Tuesday, February 8, 2011

Did you get the flu vaccine?

The last couple weeks have been a bit trying. After getting through allergies which had my nose pink and raw we were finally able to have our family pictures done. I am so excited about getting them back. I have seen the proofs and picked out the pictures I loved the most, which was very hard, because don't you love all pictures of your kids. If you are in the Dallas area and need a photographer I'd recommend 807 photography. Jen was great and had the boys playing and despite the lack of listening from my 7 year old. She captured some good pictures.
So now we are back to last week. Last week My middle son started coming down with something. I of course thought it was an ear infection because he was complaining of ear pain. He stayed home from school and first thing that morning I called and made him an appt. While awaiting his appt time, he was laying on my bed playing with toys with his little brother and little sister. later, it turned out he had the flu. This is a first for us. none of of my kids have had the flu. I choose not to get a flu shot, because every time I get the flu shot, I get the flu, otherwise, I've never had the flu. We kind of stick to it that with the kids, and have never directly gotten the shot for them.

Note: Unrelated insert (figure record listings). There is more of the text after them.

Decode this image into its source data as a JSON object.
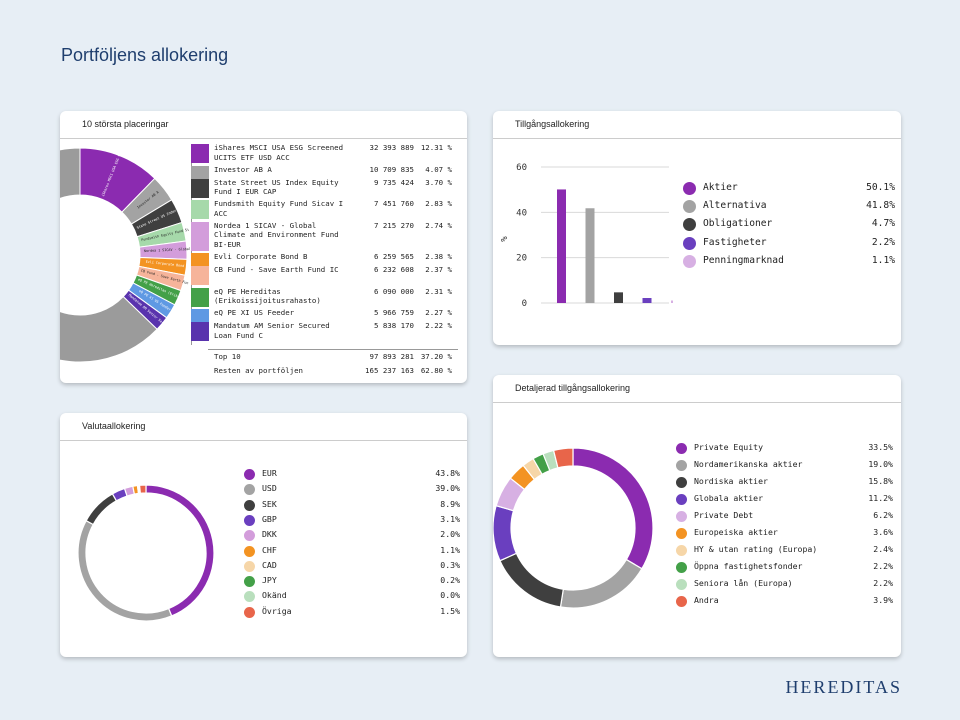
{
  "page": {
    "title": "Portföljens allokering",
    "logo": "HEREDITAS"
  },
  "cards": {
    "top10": "10 största placeringar",
    "asset": "Tillgångsallokering",
    "currency": "Valutaallokering",
    "detailed": "Detaljerad tillgångsallokering"
  },
  "chart_data": [
    {
      "type": "pie",
      "title": "10 största placeringar",
      "variant": "donut-partial",
      "holdings": [
        {
          "name": "iShares MSCI USA ESG Screened UCITS ETF USD ACC",
          "short": "iShares MSCI USA ESG Screened UCITS ETF USD ACC",
          "amount": "32 393 889",
          "pct": 12.31,
          "pct_label": "12.31 %",
          "color": "#8b2bb0"
        },
        {
          "name": "Investor AB A",
          "short": "Investor AB A",
          "amount": "10 709 835",
          "pct": 4.07,
          "pct_label": "4.07 %",
          "color": "#a3a3a3"
        },
        {
          "name": "State Street US Index Equity Fund I EUR CAP",
          "short": "State Street US Index Equity Fund I EUR CAP",
          "amount": "9 735 424",
          "pct": 3.7,
          "pct_label": "3.70 %",
          "color": "#3f3f3f"
        },
        {
          "name": "Fundsmith Equity Fund Sicav I ACC",
          "short": "Fundsmith Equity Fund Sicav I ACC",
          "amount": "7 451 760",
          "pct": 2.83,
          "pct_label": "2.83 %",
          "color": "#a6d9aa"
        },
        {
          "name": "Nordea 1 SICAV - Global Climate and Environment Fund BI-EUR",
          "short": "Nordea 1 SICAV - Global Climate and Environment Fu",
          "amount": "7 215 270",
          "pct": 2.74,
          "pct_label": "2.74 %",
          "color": "#d39ddb"
        },
        {
          "name": "Evli Corporate Bond B",
          "short": "Evli Corporate Bond B",
          "amount": "6 259 565",
          "pct": 2.38,
          "pct_label": "2.38 %",
          "color": "#f39322"
        },
        {
          "name": "CB Fund - Save Earth Fund IC",
          "short": "CB Fund - Save Earth Fund IC",
          "amount": "6 232 608",
          "pct": 2.37,
          "pct_label": "2.37 %",
          "color": "#f6b49a"
        },
        {
          "name": "eQ PE Hereditas (Erikoissijoitusrahasto)",
          "short": "eQ PE Hereditas (Erikoissijoitusrahasto)",
          "amount": "6 090 000",
          "pct": 2.31,
          "pct_label": "2.31 %",
          "color": "#43a048"
        },
        {
          "name": "eQ PE XI US Feeder",
          "short": "eQ PE XI US Feeder",
          "amount": "5 966 759",
          "pct": 2.27,
          "pct_label": "2.27 %",
          "color": "#5f99e3"
        },
        {
          "name": "Mandatum AM Senior Secured Loan Fund C",
          "short": "Mandatum AM Senior Secured Loan Fund C",
          "amount": "5 838 170",
          "pct": 2.22,
          "pct_label": "2.22 %",
          "color": "#5933ad"
        }
      ],
      "rest_color": "#9b9b9b",
      "totals": [
        {
          "label": "Top 10",
          "amount": "97 893 281",
          "pct_label": "37.20 %"
        },
        {
          "label": "Resten av portföljen",
          "amount": "165 237 163",
          "pct_label": "62.80 %"
        }
      ]
    },
    {
      "type": "bar",
      "title": "Tillgångsallokering",
      "ylabel": "%",
      "ylim": [
        0,
        60
      ],
      "yticks": [
        "0",
        "20",
        "40",
        "60"
      ],
      "categories": [
        "Aktier",
        "Alternativa",
        "Obligationer",
        "Fastigheter",
        "Penningmarknad"
      ],
      "values": [
        50.1,
        41.8,
        4.7,
        2.2,
        1.1
      ],
      "labels": [
        "50.1%",
        "41.8%",
        "4.7%",
        "2.2%",
        "1.1%"
      ],
      "colors": [
        "#8b2bb0",
        "#a3a3a3",
        "#3f3f3f",
        "#6a3fbf",
        "#d7b0e3"
      ]
    },
    {
      "type": "pie",
      "title": "Valutaallokering",
      "variant": "donut",
      "categories": [
        "EUR",
        "USD",
        "SEK",
        "GBP",
        "DKK",
        "CHF",
        "CAD",
        "JPY",
        "Okänd",
        "Övriga"
      ],
      "values": [
        43.8,
        39.0,
        8.9,
        3.1,
        2.0,
        1.1,
        0.3,
        0.2,
        0.0,
        1.5
      ],
      "labels": [
        "43.8%",
        "39.0%",
        "8.9%",
        "3.1%",
        "2.0%",
        "1.1%",
        "0.3%",
        "0.2%",
        "0.0%",
        "1.5%"
      ],
      "colors": [
        "#8b2bb0",
        "#a3a3a3",
        "#3f3f3f",
        "#6a3fbf",
        "#d39ddb",
        "#f39322",
        "#f6d6a8",
        "#43a048",
        "#b9dfbd",
        "#e8654a"
      ]
    },
    {
      "type": "pie",
      "title": "Detaljerad tillgångsallokering",
      "variant": "donut",
      "categories": [
        "Private Equity",
        "Nordamerikanska aktier",
        "Nordiska aktier",
        "Globala aktier",
        "Private Debt",
        "Europeiska aktier",
        "HY & utan rating (Europa)",
        "Öppna fastighetsfonder",
        "Seniora lån (Europa)",
        "Andra"
      ],
      "values": [
        33.5,
        19.0,
        15.8,
        11.2,
        6.2,
        3.6,
        2.4,
        2.2,
        2.2,
        3.9
      ],
      "labels": [
        "33.5%",
        "19.0%",
        "15.8%",
        "11.2%",
        "6.2%",
        "3.6%",
        "2.4%",
        "2.2%",
        "2.2%",
        "3.9%"
      ],
      "colors": [
        "#8b2bb0",
        "#a3a3a3",
        "#3f3f3f",
        "#6a3fbf",
        "#d7b0e3",
        "#f39322",
        "#f6d6a8",
        "#43a048",
        "#b9dfbd",
        "#e8654a"
      ]
    }
  ]
}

So Of course the playing with the toys prior to the doctors appointment really put the three in close proximity, and several days later while stuck inside because of ice and snow, the youngest two came down with it. As soon as we saw that they were looking better, although still today aren't 100 percent. I started showing symptoms.

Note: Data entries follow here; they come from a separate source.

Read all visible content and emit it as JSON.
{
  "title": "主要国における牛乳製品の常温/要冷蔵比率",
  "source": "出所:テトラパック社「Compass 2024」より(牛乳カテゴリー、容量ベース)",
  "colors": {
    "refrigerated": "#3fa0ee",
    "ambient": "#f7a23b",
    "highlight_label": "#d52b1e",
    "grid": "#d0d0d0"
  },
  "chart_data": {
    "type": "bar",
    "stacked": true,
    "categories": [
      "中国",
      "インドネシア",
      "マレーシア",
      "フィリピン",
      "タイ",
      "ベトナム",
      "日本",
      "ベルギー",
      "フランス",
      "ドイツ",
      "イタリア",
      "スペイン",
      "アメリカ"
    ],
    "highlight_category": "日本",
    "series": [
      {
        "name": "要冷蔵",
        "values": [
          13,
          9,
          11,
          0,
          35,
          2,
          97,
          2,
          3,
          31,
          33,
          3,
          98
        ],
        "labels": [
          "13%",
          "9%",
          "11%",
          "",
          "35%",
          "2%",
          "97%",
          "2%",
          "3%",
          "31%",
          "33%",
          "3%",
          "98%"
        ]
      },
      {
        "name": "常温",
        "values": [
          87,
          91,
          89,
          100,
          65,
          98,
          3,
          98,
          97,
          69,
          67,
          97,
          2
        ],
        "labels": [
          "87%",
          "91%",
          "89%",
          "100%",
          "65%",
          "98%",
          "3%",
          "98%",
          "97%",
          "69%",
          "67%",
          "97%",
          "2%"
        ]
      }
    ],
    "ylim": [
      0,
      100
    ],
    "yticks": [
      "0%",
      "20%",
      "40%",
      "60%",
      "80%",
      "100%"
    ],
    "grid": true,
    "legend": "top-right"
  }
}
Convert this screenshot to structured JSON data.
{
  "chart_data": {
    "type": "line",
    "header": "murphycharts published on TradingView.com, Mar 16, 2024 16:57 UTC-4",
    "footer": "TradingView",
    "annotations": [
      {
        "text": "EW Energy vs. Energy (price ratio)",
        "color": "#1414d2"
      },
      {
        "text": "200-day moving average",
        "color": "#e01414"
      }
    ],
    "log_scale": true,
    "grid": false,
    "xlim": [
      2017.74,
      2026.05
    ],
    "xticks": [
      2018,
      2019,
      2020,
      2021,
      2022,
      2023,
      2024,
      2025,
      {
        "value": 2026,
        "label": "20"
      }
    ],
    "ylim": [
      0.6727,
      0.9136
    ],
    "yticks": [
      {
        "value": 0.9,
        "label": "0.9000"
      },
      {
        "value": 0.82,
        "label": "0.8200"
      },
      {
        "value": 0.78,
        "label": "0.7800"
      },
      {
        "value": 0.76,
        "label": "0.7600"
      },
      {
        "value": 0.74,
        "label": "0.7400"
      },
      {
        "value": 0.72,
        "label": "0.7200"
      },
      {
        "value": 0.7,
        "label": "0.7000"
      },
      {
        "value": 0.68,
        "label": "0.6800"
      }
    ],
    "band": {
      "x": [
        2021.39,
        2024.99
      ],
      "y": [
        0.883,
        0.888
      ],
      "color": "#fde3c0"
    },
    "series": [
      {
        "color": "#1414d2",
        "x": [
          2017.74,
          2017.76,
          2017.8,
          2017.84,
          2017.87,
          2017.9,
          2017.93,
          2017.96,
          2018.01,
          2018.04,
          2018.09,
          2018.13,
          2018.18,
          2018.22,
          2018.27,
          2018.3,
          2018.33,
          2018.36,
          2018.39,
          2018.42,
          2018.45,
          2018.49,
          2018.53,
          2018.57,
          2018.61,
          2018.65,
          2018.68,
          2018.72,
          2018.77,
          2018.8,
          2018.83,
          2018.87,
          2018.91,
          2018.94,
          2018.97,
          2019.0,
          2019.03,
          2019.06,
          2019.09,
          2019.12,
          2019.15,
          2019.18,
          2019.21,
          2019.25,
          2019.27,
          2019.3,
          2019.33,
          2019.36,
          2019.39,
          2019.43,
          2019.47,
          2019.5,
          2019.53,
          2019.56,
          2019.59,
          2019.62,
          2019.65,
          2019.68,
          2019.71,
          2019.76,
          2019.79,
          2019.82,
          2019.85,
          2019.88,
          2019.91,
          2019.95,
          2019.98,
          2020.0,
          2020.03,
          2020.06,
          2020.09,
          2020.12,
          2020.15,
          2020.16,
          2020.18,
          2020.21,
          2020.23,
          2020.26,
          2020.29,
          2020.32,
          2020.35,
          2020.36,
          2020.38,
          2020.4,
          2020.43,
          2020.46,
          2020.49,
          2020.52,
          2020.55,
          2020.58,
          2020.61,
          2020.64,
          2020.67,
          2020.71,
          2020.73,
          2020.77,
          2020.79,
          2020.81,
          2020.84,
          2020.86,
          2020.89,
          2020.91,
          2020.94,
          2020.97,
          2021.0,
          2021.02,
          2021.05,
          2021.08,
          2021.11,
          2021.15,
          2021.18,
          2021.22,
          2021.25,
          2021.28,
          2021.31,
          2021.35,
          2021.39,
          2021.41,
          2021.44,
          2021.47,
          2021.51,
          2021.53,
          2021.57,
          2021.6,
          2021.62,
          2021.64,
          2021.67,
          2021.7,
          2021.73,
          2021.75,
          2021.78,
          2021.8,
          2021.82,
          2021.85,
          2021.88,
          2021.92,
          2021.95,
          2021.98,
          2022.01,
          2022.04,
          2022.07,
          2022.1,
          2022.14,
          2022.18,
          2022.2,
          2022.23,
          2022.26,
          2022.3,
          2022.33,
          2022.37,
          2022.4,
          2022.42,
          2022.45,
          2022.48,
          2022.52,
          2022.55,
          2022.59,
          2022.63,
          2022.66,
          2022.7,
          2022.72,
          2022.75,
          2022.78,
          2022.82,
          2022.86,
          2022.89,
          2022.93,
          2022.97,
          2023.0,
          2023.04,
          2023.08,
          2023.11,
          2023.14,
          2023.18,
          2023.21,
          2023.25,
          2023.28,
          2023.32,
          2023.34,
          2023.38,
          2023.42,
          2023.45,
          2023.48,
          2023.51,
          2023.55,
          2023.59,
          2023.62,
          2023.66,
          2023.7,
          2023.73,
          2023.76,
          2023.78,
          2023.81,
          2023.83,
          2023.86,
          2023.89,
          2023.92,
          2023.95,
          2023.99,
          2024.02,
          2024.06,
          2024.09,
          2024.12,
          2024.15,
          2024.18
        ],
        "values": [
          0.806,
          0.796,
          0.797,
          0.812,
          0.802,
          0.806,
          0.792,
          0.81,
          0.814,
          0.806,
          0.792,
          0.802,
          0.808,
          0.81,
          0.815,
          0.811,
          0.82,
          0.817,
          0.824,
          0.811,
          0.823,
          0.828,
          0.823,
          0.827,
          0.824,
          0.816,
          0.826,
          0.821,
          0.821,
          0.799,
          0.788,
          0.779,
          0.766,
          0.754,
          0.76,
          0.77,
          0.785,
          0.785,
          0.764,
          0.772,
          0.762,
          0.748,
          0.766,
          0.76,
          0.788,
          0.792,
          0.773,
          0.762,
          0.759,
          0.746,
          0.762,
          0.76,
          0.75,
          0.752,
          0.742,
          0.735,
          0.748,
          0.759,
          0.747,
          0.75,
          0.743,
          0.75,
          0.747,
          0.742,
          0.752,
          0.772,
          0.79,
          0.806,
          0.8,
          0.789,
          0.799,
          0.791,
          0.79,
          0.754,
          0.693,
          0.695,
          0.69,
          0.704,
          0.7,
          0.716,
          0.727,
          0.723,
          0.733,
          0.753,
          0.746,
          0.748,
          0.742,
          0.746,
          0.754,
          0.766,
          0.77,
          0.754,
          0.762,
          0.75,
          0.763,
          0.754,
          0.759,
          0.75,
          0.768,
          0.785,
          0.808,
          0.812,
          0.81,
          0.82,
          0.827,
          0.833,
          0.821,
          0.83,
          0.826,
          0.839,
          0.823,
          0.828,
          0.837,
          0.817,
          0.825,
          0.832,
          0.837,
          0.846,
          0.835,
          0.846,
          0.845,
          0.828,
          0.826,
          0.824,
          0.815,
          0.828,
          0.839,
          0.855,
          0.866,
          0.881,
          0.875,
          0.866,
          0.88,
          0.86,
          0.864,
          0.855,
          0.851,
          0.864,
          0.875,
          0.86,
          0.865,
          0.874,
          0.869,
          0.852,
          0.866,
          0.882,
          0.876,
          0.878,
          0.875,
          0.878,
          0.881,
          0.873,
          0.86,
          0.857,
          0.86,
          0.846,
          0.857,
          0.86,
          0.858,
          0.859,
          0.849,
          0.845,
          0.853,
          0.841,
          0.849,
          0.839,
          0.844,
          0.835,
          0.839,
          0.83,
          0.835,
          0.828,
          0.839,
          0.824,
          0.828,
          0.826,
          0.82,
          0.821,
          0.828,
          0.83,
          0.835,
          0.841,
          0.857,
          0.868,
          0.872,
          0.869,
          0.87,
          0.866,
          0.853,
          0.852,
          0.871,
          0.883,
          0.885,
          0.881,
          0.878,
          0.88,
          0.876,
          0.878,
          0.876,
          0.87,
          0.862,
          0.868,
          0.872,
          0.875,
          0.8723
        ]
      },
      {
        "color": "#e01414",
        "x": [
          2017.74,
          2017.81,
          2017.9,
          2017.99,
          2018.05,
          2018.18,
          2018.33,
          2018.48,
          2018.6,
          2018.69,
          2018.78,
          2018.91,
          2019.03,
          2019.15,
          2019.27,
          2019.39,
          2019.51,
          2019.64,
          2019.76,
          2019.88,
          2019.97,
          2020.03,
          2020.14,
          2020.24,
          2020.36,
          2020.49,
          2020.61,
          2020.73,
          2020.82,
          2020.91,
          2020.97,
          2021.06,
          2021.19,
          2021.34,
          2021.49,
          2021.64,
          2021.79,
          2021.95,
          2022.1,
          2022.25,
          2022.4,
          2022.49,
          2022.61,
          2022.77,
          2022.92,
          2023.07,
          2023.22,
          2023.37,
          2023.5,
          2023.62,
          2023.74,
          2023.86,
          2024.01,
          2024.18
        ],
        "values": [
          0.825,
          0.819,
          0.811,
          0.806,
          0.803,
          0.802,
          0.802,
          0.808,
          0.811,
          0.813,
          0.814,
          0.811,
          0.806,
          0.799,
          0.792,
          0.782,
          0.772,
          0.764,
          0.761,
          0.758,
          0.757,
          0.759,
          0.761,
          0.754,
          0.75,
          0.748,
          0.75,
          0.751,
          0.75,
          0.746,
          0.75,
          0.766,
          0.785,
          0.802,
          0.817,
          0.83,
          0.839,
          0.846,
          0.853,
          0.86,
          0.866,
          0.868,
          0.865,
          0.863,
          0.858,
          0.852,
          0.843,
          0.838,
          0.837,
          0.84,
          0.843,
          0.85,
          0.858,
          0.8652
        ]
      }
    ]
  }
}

The flu seriously is very crappy.
The couple of times I had the flu before, I remember being completely out to where I couldn't function. So far, I've had some function except for when I had a fever. I'm pretty sure I had caught the flu from my kids, but of course I haven't been to the doctor to confirm. By the time I started coming down with symptoms and would have been able to get into the doctors it was too late to try tamiflu, and they say you need it 48 hours after onset of symptoms.
We have been treating everyone with natural immune system boosters, and even after being stuck home for a week with sickies, my oldest son and my husband has not gotten it.
What I am curious about is how long does the flu normally last for people?
And with or without the flu vaccine?
Because I would assume if you have the vaccine wouldn't you think that it would be a easier case of the flu?